Some Mass Communications enrollment requests no longer required
Alyx Duckett
Contributing Writer
VCU students thinking about taking Mass Communications 203 or 204 no longer need to fill out an enrollment application for these classes.
The School of Mass Communications, up until this coming spring semester, required students to fill out an application before signing up for Mass Communications 203 Journalism Writing and Mass Communications 204 Story. The application was time consuming for both student and mass communication advisers.
David Garrison, a mass communications student adviser, said the new enrollment process is easier for students.
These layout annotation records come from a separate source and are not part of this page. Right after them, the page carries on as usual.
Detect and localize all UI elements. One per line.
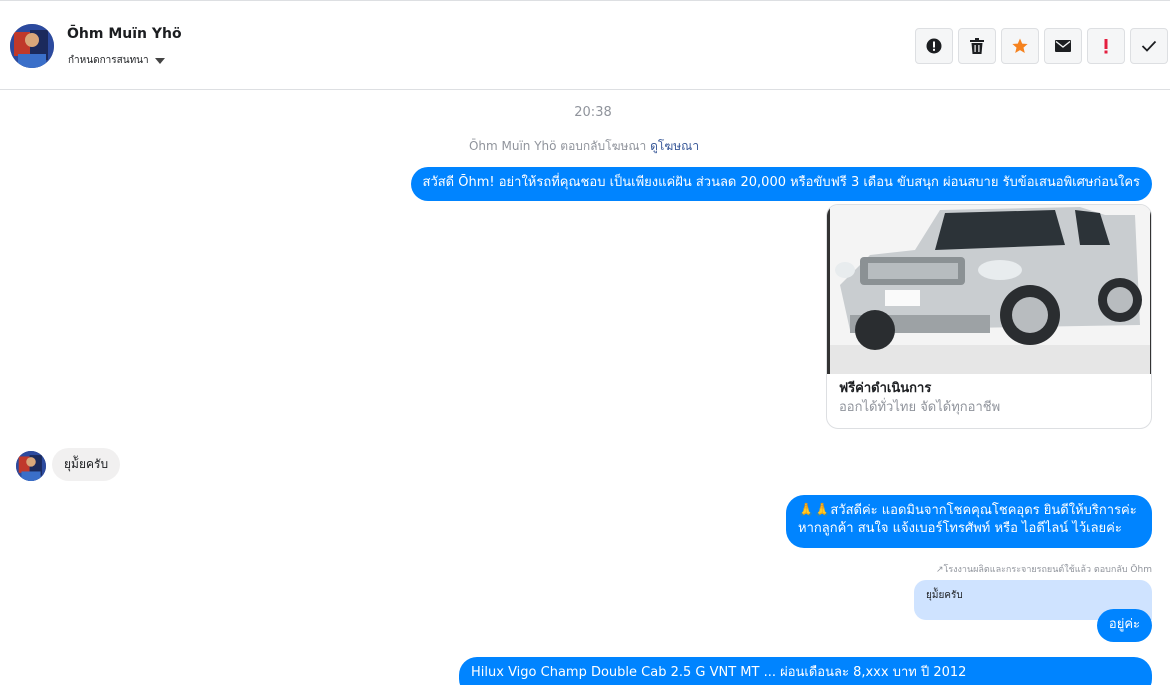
done-button[interactable] — [1130, 28, 1168, 64]
message-timestamp: 20:38 — [574, 105, 612, 120]
reply-context-note: ↗โรงงานผลิตและกระจายรถยนต์ใช้แล้ว ตอบกลั… — [935, 565, 1152, 575]
incoming-message: ยุม้ัยครับ — [52, 448, 121, 481]
mark-unread-button[interactable] — [1044, 28, 1082, 64]
ad-card[interactable]: ฟรีค่าดำเนินการ ออกได้ทั่วไทย จัดได้ทุกอ… — [826, 204, 1152, 429]
contact-avatar-small — [16, 451, 46, 481]
ad-card-subtitle: ออกได้ทั่วไทย จัดได้ทุกอาชีพ — [839, 400, 1001, 415]
ad-card-title: ฟรีค่าดำเนินการ — [839, 381, 932, 396]
star-icon — [1012, 38, 1028, 53]
view-ad-link[interactable]: ดูโฆษณา — [650, 139, 699, 153]
contact-avatar[interactable] — [10, 24, 54, 68]
outgoing-message: Hilux Vigo Champ Double Cab 2.5 G VNT MT… — [459, 657, 1152, 685]
contact-name[interactable]: Ōhm Muïn Yhö — [67, 26, 182, 42]
spam-button[interactable] — [915, 28, 953, 64]
check-icon — [1141, 40, 1157, 52]
envelope-icon — [1055, 40, 1071, 52]
important-button[interactable] — [1087, 28, 1125, 64]
outgoing-message: สวัสดี Ōhm! อย่าให้รถที่คุณชอบ เป็นเพียง… — [410, 167, 1152, 201]
alert-circle-icon — [926, 38, 942, 54]
outgoing-message: อยู่ค่ะ — [1096, 609, 1152, 642]
conversation-header: Ōhm Muïn Yhö กำหนดการสนทนา — [0, 0, 1170, 90]
ad-reply-text: Ōhm Muïn Yhö ตอบกลับโฆษณา — [468, 139, 647, 153]
ad-reply-note: Ōhm Muïn Yhö ตอบกลับโฆษณา ดูโฆษณา — [0, 137, 1168, 156]
exclamation-icon — [1104, 39, 1108, 54]
assign-conversation-dropdown[interactable]: กำหนดการสนทนา — [68, 53, 165, 68]
delete-button[interactable] — [958, 28, 996, 64]
car-image — [827, 205, 1151, 374]
assign-label: กำหนดการสนทนา — [68, 55, 149, 66]
trash-icon — [970, 38, 984, 54]
star-button[interactable] — [1001, 28, 1039, 64]
outgoing-message: 🙏🙏สวัสดีค่ะ แอดมินจากโชคคุณโชคอุดร ยินดี… — [786, 495, 1152, 548]
action-toolbar — [915, 28, 1168, 64]
chevron-down-icon — [154, 57, 165, 64]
“The reason that there no longer is an application process for 203-204 is because it makes it easier for students to sign up beforehand because you get to sign up at your registration date,” Garrison said.
The application that students were required to fill out requested information such as cumulative GPA, entry year into VCU and concentration of the students mass communications major. Students are required to have a cumulative GPA of at least a 2.5 before they can enroll in 203 or 204. A deadline date also was in place that students had to meet in order to take the classes.
Gillan Ludlow, a VCU mass communication student, says she was pushed back a semester to apply to 203 because of her grade-point average. After completing summer classes and raising her GPA she was accepted into the class. Ludlow says she hadn’t heard the school had changed the application process, but said the new process troubled her.
“Previous students like us have worked extremely hard to get into 203,” Ludlow said. “And now they’re just getting rid of it? That’s unfair.”
Now with no application in place, students can sign up for mass communications 203 and 204, but they must acknowledge the prerequisites still in place such as a cumulative 2.5 GPA.
Garrison says once students sign up for the classes advisers have the ability to look at rosters to check to see who has a qualifying GPA to enter the class.
“We can find out who doesn’t have the prerequisites to be in that class,” Garrison said. “And we can force withdraw them from the class.”